After a decade of work in more than 15 countries, International Bridges to Justice -- a nonprofit group that works with governments and local law associations to improve judicial systems -- has found that once one has access to legal support, one's rights are immediately more secure. And such support -- via legal-aid centers, for example -- need not be costly. Recognizing this transforms the problem of legal rights from a political to an economic issue and creates a fresh opening for it to be addressed. Activists and policymakers can "out-finance" abuses by raising money for the establishment of infrastructure for legal aid. This would put police, prosecutors, and judges on notice that a backstop exists to prevent abuse.
The most important resource for fostering the rule of law already exists: defense lawyers. They are the shock troops for upholding legal rights, yet they are also the most vulnerable to retaliation. Legal reforms will stick only if local practitioners are supported.
KAREN I. TSE
Founder and CEO, International Bridges to Justice
KENNETH NEIL CUKIER
Member, Board of Directors, International Bridges to Justice
To the Editor:
Gary Haugen and Victor Boutros argue convincingly for a new, third-generation approach to international human rights that focuses on the enforcement of laws at the country level.
But their assertion that no human rights organizations or government agencies measure success by their "ability to bring effective law enforcement to local communities in the developing world" is simply untrue.
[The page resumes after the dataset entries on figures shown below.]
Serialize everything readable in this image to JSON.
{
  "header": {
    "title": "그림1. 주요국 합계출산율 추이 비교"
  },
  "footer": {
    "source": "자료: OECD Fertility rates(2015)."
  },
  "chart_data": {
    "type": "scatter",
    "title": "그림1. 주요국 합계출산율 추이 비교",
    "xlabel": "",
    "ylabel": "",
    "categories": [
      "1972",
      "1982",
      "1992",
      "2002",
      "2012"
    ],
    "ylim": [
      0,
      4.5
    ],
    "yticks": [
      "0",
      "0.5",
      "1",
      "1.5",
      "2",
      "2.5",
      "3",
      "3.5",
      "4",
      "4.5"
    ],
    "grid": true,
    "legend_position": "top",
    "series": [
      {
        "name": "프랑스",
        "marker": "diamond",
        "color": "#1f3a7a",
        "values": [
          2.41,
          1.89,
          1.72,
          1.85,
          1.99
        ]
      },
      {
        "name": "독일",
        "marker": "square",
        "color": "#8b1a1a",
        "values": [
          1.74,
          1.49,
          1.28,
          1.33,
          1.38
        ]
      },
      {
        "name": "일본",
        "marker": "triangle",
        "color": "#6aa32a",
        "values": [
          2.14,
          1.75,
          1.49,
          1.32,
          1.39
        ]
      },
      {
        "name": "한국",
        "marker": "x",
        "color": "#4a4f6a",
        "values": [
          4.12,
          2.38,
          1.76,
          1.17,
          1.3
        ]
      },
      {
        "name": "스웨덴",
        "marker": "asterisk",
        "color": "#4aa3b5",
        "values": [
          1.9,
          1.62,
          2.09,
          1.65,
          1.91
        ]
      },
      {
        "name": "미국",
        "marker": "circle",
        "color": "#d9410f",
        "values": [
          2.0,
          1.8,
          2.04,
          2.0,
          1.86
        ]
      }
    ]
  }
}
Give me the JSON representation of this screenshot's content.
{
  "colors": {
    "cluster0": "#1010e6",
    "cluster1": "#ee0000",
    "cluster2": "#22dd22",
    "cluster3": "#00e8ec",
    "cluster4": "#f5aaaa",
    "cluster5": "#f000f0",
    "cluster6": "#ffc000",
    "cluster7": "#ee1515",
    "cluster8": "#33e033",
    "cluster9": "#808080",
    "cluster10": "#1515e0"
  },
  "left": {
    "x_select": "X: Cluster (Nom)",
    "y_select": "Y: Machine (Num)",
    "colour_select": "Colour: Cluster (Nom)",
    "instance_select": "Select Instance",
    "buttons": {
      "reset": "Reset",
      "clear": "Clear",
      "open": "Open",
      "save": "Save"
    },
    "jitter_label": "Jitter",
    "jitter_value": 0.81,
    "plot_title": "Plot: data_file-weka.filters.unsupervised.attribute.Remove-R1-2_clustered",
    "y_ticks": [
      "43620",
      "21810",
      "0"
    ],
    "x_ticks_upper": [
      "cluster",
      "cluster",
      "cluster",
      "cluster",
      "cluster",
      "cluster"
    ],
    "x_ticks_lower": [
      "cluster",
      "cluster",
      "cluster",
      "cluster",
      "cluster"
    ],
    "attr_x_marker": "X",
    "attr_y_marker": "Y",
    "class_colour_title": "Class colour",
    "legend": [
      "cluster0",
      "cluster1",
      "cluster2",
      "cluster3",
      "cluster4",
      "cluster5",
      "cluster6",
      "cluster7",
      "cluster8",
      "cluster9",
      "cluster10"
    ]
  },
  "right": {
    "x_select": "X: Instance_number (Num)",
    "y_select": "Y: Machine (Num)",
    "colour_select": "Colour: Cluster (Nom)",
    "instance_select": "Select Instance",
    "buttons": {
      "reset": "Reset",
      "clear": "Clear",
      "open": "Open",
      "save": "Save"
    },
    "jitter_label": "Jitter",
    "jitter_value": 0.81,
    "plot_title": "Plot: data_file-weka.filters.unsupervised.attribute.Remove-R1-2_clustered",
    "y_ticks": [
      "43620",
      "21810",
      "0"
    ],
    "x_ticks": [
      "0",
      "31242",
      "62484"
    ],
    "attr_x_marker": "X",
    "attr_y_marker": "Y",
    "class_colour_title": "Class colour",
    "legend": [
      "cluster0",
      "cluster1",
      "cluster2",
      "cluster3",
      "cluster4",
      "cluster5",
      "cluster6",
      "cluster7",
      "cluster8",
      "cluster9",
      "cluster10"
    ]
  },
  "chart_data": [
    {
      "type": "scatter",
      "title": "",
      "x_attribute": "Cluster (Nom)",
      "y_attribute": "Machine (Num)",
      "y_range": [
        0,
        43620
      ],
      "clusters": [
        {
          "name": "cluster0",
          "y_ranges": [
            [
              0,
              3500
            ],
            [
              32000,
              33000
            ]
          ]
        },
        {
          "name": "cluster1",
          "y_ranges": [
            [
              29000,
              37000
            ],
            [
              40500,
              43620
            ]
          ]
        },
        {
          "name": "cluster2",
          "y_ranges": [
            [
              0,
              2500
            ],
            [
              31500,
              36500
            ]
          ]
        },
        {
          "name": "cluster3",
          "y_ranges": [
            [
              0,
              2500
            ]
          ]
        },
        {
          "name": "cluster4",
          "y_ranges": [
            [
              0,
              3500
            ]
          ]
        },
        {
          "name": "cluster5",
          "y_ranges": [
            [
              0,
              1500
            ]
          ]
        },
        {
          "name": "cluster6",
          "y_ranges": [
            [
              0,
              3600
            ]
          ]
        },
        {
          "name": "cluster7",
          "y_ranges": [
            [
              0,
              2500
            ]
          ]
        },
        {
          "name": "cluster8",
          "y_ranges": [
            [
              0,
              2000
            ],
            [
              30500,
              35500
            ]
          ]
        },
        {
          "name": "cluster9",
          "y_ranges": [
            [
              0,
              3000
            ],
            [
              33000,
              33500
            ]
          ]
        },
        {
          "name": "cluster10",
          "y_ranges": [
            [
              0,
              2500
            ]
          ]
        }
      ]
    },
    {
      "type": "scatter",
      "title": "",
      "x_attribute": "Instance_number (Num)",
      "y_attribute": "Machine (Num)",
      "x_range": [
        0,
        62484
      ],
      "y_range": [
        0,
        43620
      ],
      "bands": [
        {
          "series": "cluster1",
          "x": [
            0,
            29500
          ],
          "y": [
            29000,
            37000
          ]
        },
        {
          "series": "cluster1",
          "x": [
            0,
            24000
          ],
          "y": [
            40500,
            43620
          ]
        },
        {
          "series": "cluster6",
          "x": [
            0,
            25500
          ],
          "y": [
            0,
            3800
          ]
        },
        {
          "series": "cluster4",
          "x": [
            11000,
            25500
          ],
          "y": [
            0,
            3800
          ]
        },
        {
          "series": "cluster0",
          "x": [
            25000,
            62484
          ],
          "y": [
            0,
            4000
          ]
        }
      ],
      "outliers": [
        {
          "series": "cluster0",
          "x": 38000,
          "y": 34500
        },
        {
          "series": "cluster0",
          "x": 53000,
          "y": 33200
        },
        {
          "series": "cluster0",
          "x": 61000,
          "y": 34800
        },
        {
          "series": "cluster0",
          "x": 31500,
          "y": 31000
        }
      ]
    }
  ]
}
Donors, multilateral institutions, and civil-society organizations have been supporting national-level justice reform for over a decade.
In Bolivia, for example, the U.S. Agency for International Development has invested over $20 million since 1998 in criminal justice system reform, including establishing a public defender's office. This has resulted in improved case-processing times and fewer instances of prolonged pretrial detention. USAID also helped establish legal-advice and community-mediation centers that have assisted over 150,000 people in some of the country's poorest areas.
In the British government, the Department for International Development stated in a white paper last year that "access to security and justice will be treated as an essential public service, on a par with health and education." The DFID committed to tripling its spending in this area, to 130 million pounds ($195 million) per year.